Lopez Obrador called for more large-scale protests on Sept. 1, when President Vicente Fox is to give his last state of the nation address, and on Sept. 6, the deadline for the court to name a president-elect. He also said he wanted to hold a "national democratic convention" on Sept. 16, Mexico's Independence Day, to "reform" the country's electoral institutions.

"I will carry on until the bitter end," he said

Standing with her two young children in the Zocalo, Maria Sanchez, from the Milpa Alta farming district just outside Mexico City, said she was ready to protest "until they give us an answer to our problems."

"We are here to say no to electoral fraud," she said. "They have to respect the will of the people. It is not fair that the rich keep getting richer and the poor keep getting poorer."

On Saturday, one of Lopez Obrador's top aides, Claudia Sheinbaum, told The Associated Press that electoral officials should annul the results from about 4 percent of the 130,000 polling places — mostly in places where Calderon won — because of "irregularities." She said that would "change the balance of the election" and make Lopez Obrador the winner.

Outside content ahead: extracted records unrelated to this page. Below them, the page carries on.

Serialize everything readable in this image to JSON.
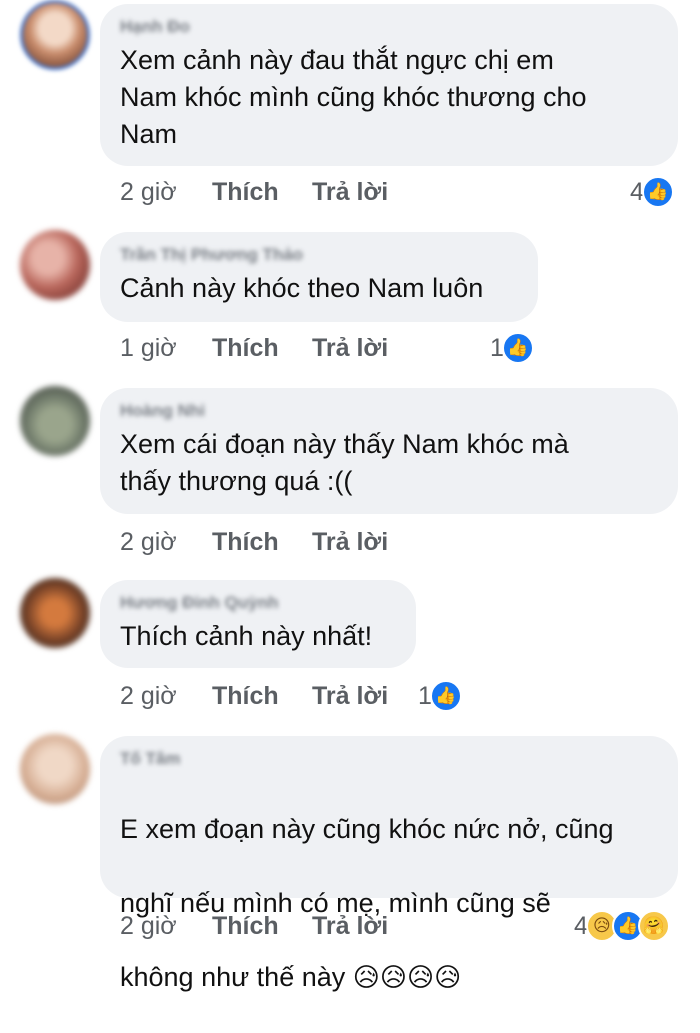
{
  "comments": [
    {
      "author": "Hạnh Đo",
      "text": "Xem cảnh này đau thắt ngực chị em\nNam khóc mình cũng khóc thương cho\nNam",
      "time": "2 giờ",
      "like": "Thích",
      "reply": "Trả lời",
      "reaction_count": "4",
      "reactions": [
        "like-icon"
      ]
    },
    {
      "author": "Trần Thị Phương Thảo",
      "text": "Cảnh này khóc theo Nam luôn",
      "time": "1 giờ",
      "like": "Thích",
      "reply": "Trả lời",
      "reaction_count": "1",
      "reactions": [
        "like-icon"
      ]
    },
    {
      "author": "Hoàng Nhi",
      "text": "Xem cái đoạn này thấy Nam khóc mà\nthấy thương quá :((",
      "time": "2 giờ",
      "like": "Thích",
      "reply": "Trả lời",
      "reaction_count": "",
      "reactions": []
    },
    {
      "author": "Hương Đinh Quỳnh",
      "text": "Thích cảnh này nhất!",
      "time": "2 giờ",
      "like": "Thích",
      "reply": "Trả lời",
      "reaction_count": "1",
      "reactions": [
        "like-icon"
      ]
    },
    {
      "author": "Tố Tâm",
      "text_line1": "E xem đoạn này cũng khóc nức nở, cũng",
      "text_line2": "nghĩ nếu mình có mẹ, mình cũng sẽ",
      "text_line3": "không như thế này",
      "emojis": "😥😥😥😥",
      "time": "2 giờ",
      "like": "Thích",
      "reply": "Trả lời",
      "reaction_count": "4",
      "reactions": [
        "sad-icon",
        "like-icon",
        "care-icon"
      ]
    }
  ],
  "colors": {
    "bubble": "#eff1f4",
    "like_blue": "#1877f2",
    "meta_gray": "#5a5e63"
  }
}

The partial recount of 9 percent of the polling places ordered by the Federal Electoral Tribunal was to end Sunday, and the court's seven magistrates will then review the results and release them later this month.

Local media reported that variations of only a few thousand votes have been found, far short of what Lopez Obrador would need to overcome a 244,000-vote deficit.

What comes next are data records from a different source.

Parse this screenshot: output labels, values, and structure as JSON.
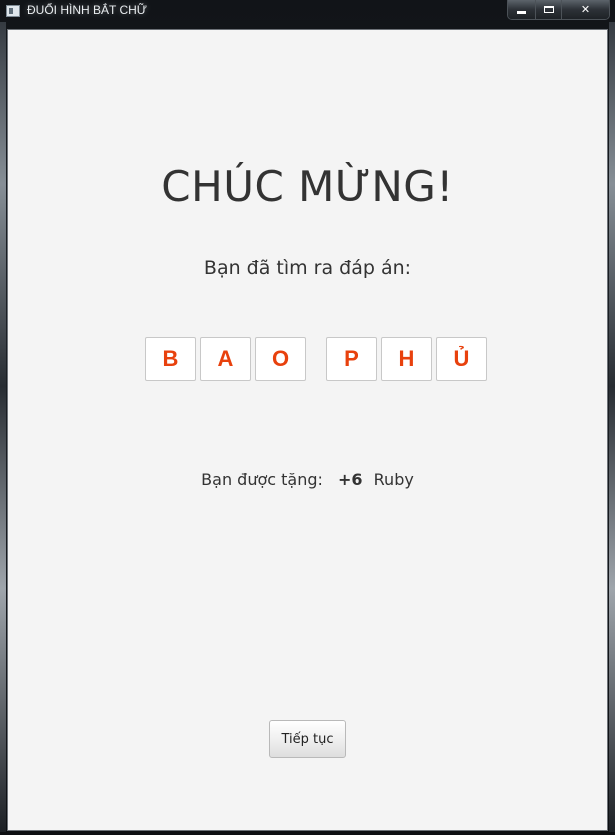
{
  "window": {
    "title": "ĐUỔI HÌNH BẮT CHỮ",
    "app_icon": "window-app-icon",
    "controls": {
      "minimize_icon": "minimize-icon",
      "maximize_icon": "maximize-icon",
      "close_label": "✕"
    }
  },
  "main": {
    "heading": "CHÚC MỪNG!",
    "subtitle": "Bạn đã tìm ra đáp án:",
    "answer": {
      "words": [
        [
          "B",
          "A",
          "O"
        ],
        [
          "P",
          "H",
          "Ủ"
        ]
      ]
    },
    "reward": {
      "label": "Bạn được tặng:",
      "amount": "+6",
      "unit": "Ruby"
    },
    "continue_label": "Tiếp tục"
  },
  "colors": {
    "background": "#f4f4f4",
    "tile_letter": "#e8410d",
    "text": "#333333"
  }
}
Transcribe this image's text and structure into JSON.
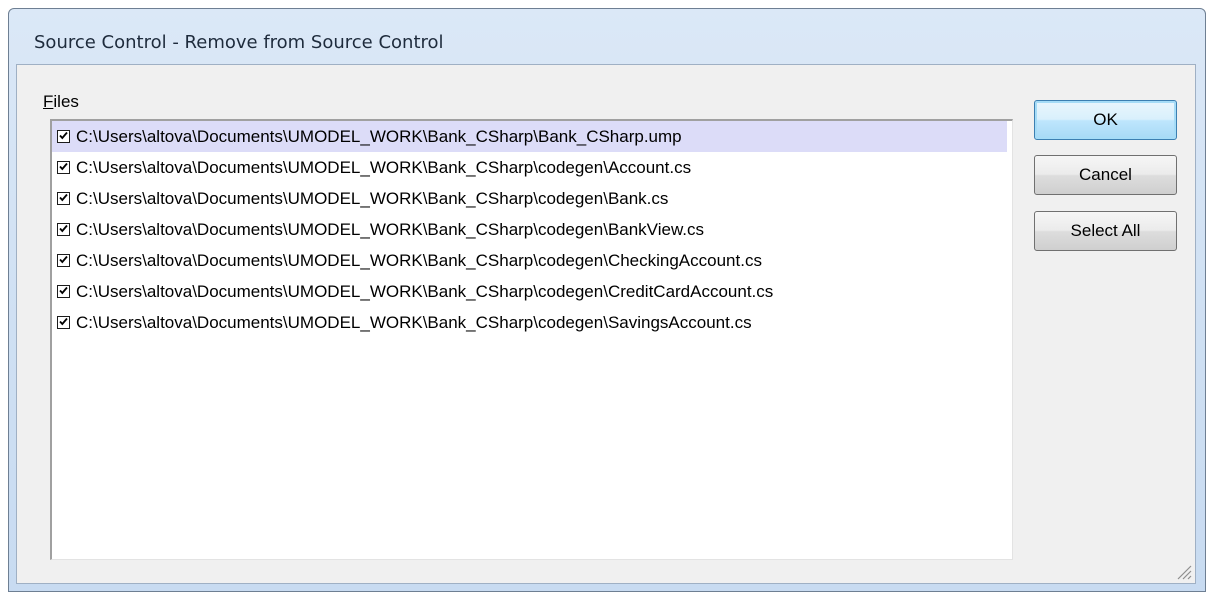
{
  "window": {
    "title": "Source Control - Remove from Source Control"
  },
  "files": {
    "label_mnemonic": "F",
    "label_rest": "iles",
    "items": [
      {
        "checked": true,
        "path": "C:\\Users\\altova\\Documents\\UMODEL_WORK\\Bank_CSharp\\Bank_CSharp.ump"
      },
      {
        "checked": true,
        "path": "C:\\Users\\altova\\Documents\\UMODEL_WORK\\Bank_CSharp\\codegen\\Account.cs"
      },
      {
        "checked": true,
        "path": "C:\\Users\\altova\\Documents\\UMODEL_WORK\\Bank_CSharp\\codegen\\Bank.cs"
      },
      {
        "checked": true,
        "path": "C:\\Users\\altova\\Documents\\UMODEL_WORK\\Bank_CSharp\\codegen\\BankView.cs"
      },
      {
        "checked": true,
        "path": "C:\\Users\\altova\\Documents\\UMODEL_WORK\\Bank_CSharp\\codegen\\CheckingAccount.cs"
      },
      {
        "checked": true,
        "path": "C:\\Users\\altova\\Documents\\UMODEL_WORK\\Bank_CSharp\\codegen\\CreditCardAccount.cs"
      },
      {
        "checked": true,
        "path": "C:\\Users\\altova\\Documents\\UMODEL_WORK\\Bank_CSharp\\codegen\\SavingsAccount.cs"
      }
    ]
  },
  "buttons": {
    "ok_label": "OK",
    "cancel_label": "Cancel",
    "select_all_label": "Select All"
  },
  "icons": {
    "checkbox_tick": "checkmark-icon",
    "resize_grip": "resize-grip-icon"
  },
  "colors": {
    "selection": "#dcdcf8",
    "default_button": "#bee6fd"
  }
}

Party representatives observing the recount say electoral officials have found extra ballots in some ballot boxes, and in other cases have failed to account for all blank ballots distributed to polling places. Lopez Obrador says that proves fraud led to Calderon's advantage of less than 0.6 percent of the vote.

Representatives of Calderon's conservative National Action Party have insisted that no major problems or variations in the vote have surfaced during the partial recount. Calderon's supporters have launched counter-protests, asking Mexicans to wear white T-shirts on Sunday to show they don't agree with Lopez Obrador.